Consider the group D4 (rigid motions of a square) as a subgroup of S4 by using
permutations of vertices. Identify all the even permutations and show that they form a subgroup of D4.

The Attempt at a Solution

I think I have the permutations of correct. They are: (1,2,3,4), (1,3)(2,4), (1,4,3,2), (1), (2,4), (1,3), (1,2)(3,4), (1,4)(2,3). If this is correct, then the only one that is not even is (1).

Can someone check my work thus far? I know how to go about proving it is a subgroup assuming the rest is correct.

 

[Dick]

Your list of group elements looks correct. The conclusion that (1) is not even is dead wrong. Better reread the definition of an 'even' permutation. There are four even permutations in there and four odd ones.

 

[POtment]

The four even then would be (13)(24), (12)(34), (14)(23), and (1), correct?

Is 1 even because it is 0 transpositions?

 

[Dick]

The four even then would be (13)(24), (12)(34), (14)(23), and (1), correct?

Is 1 even because it is 0 transpositions?

Yes.

 

[Dick]

The four even then would be (13)(24), (12)(34), (14)(23), and (1), correct?
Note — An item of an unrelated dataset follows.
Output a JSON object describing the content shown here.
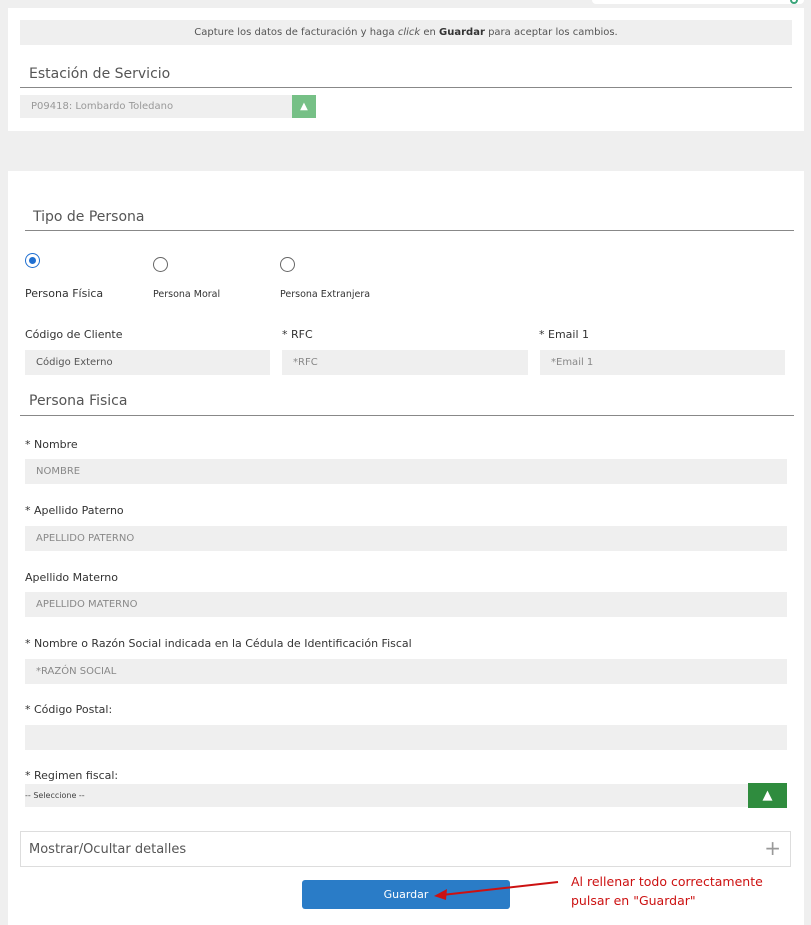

Is 1 even because it is 0 transpositions?

Yes.

 

[POtment]

I'm having some problems completing the proof that the set of even elements forms a group under D4. I do know that if G is any group of permutations then the set of all even permutations G form a subgroup of G, but I'm not sure how to prove that. Does that seem the like the easiest way to go about it?

 

[Dick]

If a*b is the product of the two permutations a and b, what can you say about whether a*b is even or odd in terms of the even or oddness of a and b? Then to show the evens are a subgroup, show it's closed, has inverses, has an identity etc.

 

[POtment]

OK, that makes sense. I've completed this problem. Thanks!